Abrigando a que durante muito tempo foi a única Universidade do país, a
influência de Coimbra foi fundamental na língua e na formação das elites do
país, tornando a cidade numa marca global ao ser fonte de emissão de ex-alunos
da sua Universidade para grande parte do mundo.
Como é
natural, a modernidade trouxe a abertura do Ensino Superior, levando-o à
maioria das outras cidades, o que provocou uma perda de influência da
Universidade de Coimbra e, em consequência, da cidade onde está instalada.
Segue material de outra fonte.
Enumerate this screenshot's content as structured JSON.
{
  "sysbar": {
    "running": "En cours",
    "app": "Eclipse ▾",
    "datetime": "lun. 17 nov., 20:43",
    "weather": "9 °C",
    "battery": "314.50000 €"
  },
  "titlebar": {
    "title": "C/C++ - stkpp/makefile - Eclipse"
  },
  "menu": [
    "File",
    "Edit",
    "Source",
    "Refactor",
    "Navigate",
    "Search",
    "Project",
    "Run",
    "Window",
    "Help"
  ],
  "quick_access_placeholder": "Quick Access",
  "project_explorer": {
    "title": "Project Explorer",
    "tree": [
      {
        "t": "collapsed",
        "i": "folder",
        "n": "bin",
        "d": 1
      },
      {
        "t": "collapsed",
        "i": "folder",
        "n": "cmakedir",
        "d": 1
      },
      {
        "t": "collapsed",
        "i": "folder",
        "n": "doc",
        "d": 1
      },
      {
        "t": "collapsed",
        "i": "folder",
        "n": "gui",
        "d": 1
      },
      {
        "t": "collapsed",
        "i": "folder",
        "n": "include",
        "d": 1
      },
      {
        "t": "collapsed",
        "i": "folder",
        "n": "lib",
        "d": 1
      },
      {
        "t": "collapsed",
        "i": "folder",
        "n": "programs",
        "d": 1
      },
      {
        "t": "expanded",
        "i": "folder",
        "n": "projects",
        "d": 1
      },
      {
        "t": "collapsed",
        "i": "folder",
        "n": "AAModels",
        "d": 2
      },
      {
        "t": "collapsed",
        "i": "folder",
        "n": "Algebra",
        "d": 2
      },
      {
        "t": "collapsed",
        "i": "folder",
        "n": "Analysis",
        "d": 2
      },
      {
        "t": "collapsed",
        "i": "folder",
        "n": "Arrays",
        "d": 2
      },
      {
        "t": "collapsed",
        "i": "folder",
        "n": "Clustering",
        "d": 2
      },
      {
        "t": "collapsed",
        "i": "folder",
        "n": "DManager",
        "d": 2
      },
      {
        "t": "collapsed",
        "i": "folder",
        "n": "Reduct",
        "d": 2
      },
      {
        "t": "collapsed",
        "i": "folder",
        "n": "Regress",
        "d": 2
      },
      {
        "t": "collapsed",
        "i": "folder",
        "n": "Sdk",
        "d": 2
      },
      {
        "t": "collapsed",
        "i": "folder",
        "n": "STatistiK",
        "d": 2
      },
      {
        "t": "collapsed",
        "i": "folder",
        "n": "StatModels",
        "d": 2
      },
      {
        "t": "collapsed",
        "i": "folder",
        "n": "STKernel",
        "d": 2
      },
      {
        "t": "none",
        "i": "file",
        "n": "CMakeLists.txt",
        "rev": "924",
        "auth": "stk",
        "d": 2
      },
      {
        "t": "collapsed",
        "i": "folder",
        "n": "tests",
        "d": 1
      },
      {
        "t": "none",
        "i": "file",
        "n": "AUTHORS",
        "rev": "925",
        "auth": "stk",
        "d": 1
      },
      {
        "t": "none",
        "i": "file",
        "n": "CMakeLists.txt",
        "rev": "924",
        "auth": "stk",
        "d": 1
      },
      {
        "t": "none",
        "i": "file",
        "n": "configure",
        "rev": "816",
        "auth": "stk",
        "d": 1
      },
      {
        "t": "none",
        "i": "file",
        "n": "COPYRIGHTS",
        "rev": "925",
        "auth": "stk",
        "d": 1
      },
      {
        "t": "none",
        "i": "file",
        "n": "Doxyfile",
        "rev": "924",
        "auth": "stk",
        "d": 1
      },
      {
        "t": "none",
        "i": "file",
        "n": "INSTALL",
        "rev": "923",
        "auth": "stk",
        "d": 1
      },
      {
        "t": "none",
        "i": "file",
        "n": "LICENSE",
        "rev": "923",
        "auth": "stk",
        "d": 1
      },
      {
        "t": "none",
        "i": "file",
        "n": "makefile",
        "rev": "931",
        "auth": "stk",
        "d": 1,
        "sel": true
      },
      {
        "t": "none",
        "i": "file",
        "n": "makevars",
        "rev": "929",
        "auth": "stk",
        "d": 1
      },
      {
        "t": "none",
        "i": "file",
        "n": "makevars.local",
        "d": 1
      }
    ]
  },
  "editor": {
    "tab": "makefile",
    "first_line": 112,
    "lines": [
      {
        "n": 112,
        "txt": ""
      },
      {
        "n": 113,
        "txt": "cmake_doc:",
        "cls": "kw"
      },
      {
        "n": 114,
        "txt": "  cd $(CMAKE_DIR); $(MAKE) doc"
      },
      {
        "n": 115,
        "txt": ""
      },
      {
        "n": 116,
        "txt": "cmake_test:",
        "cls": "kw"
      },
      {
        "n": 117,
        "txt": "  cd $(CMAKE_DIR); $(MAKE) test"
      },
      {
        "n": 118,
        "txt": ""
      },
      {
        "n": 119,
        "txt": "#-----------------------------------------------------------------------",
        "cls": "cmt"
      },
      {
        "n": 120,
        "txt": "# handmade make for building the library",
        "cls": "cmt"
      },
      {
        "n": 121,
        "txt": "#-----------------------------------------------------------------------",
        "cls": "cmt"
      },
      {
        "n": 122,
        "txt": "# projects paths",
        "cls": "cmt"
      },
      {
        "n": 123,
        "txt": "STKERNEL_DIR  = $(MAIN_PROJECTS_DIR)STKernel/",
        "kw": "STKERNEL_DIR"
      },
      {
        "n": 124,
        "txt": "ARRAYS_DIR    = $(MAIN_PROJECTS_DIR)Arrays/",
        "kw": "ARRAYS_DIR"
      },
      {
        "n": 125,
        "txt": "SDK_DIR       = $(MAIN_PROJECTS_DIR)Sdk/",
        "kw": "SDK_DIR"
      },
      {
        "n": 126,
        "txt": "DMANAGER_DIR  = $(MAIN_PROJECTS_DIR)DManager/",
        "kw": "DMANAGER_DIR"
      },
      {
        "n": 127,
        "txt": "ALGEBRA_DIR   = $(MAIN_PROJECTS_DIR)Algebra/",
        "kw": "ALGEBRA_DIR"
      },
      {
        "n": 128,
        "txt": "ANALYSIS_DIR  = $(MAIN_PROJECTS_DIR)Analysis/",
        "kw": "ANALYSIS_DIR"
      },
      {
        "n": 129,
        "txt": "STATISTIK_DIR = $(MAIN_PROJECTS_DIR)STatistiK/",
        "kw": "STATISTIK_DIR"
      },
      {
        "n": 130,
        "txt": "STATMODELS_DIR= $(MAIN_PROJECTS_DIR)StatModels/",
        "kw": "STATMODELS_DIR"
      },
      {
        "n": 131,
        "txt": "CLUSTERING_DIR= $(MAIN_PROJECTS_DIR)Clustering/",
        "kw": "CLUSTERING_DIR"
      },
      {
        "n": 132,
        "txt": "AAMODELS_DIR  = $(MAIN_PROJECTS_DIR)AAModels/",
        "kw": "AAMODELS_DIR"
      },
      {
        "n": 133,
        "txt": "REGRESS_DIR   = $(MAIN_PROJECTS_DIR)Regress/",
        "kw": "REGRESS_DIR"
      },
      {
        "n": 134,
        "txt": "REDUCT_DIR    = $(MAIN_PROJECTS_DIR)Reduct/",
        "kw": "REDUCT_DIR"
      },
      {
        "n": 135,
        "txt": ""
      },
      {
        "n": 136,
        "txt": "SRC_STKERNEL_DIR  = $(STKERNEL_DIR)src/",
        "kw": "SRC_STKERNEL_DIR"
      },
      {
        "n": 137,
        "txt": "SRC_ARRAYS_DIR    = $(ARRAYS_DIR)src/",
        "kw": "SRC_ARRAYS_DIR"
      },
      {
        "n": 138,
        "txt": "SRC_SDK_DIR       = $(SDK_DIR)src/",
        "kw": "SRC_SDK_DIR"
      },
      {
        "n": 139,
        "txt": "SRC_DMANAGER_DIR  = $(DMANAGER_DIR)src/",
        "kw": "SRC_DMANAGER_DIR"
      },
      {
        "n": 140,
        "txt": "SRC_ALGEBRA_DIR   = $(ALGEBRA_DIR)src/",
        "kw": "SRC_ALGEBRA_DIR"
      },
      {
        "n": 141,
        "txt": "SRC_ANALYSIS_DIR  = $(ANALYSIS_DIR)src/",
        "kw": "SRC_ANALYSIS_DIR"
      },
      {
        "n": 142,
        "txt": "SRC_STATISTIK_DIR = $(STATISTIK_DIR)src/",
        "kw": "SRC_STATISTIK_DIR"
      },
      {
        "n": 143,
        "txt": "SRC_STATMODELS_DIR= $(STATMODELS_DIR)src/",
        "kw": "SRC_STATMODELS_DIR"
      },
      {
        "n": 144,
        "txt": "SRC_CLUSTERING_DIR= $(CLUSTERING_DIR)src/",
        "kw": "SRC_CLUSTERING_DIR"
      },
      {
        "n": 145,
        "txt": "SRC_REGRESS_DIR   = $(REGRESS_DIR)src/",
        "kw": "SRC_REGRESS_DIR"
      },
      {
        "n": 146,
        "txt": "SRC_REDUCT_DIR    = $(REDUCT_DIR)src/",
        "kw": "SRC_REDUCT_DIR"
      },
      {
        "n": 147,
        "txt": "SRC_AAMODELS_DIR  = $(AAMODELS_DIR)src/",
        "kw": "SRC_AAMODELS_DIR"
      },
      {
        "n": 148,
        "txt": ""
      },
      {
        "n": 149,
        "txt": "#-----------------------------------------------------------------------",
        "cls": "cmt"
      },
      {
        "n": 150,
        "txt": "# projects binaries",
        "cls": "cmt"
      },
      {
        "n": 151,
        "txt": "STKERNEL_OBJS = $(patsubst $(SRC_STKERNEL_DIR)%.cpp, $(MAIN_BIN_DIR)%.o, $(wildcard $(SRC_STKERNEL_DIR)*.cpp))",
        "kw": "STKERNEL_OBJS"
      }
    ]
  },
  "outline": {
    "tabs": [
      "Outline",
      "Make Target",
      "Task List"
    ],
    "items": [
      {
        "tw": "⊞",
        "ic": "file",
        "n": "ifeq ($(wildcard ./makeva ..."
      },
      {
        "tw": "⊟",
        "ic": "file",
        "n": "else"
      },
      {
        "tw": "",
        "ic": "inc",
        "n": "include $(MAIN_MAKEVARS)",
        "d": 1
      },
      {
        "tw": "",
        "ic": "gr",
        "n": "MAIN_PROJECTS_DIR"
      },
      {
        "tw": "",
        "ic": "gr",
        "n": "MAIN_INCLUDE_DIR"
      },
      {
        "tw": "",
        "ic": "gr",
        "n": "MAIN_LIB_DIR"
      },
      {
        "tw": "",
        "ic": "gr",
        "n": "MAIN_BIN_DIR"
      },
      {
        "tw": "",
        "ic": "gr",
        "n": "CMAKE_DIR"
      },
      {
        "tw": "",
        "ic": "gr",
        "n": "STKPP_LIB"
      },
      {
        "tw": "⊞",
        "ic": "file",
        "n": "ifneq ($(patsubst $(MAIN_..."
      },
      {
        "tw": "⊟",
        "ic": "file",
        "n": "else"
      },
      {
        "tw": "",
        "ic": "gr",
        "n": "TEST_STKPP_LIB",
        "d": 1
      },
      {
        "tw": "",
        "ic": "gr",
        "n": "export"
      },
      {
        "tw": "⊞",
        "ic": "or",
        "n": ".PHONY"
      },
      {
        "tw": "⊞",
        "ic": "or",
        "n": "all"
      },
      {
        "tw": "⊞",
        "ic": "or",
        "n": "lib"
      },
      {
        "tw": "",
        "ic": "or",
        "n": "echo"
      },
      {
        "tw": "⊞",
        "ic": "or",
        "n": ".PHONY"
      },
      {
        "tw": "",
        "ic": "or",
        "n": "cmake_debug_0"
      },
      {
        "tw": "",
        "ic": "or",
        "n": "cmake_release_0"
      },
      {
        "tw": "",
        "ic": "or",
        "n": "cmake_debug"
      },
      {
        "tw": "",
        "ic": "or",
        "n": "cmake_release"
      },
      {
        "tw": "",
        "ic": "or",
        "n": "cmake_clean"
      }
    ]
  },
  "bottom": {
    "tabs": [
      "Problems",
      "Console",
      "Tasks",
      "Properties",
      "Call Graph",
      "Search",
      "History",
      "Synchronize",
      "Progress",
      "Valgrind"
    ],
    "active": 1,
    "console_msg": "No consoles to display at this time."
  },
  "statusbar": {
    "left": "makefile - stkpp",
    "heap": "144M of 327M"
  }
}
Nesse movimento inclui-se a própria Medicina, com a instalação de escolas
superiores em diversas cidades, incluindo na própria região Centro.
A
desindustrialização a que o país assistiu no fim dos anos setenta, acentuada ainda
pela globalização, ditou o fim das indústrias tradicionais de Coimbra, desde a
cerâmica à alimentação, incluindo o fabrico de cerveja. Foi possível manter e
mesmo, felizmente crescer, indústrias cada vez mais sofisticadas de produção de
medicamentos e de desenvolvimento de processos de fabrico de genéricos
exportados para todo o mundo. Surgiram algumas, poucas, empresas ligadas à
informática, mas de grande relevância e notoriedade, dado o mercado
internacional exigente em que operam e que mostram como a ligação da
investigação científica ligada ao ensino superior à actividade económica é
possível e pode servir de âncora ao desenvolvimento económico.
Durante a sua longa
existência, Coimbra passou de circunstância ditada pelos elementos naturais a
cidade viva e influente no mundo inteiro, tendo mesmo construído uma marca que
é imediatamente reconhecível de forma global. Se em determinadas alturas parece
diminuir de importância ou mesmo de prestígio, tem conseguido encontrar em si
as capacidades para ressurgir e se renovar. É o que tem que fazer de novo nos
dias de hoje que têm a grande vantagem de aliar o conhecimento que é cultura, à
capacidade de inovação que a investigação pode potenciar.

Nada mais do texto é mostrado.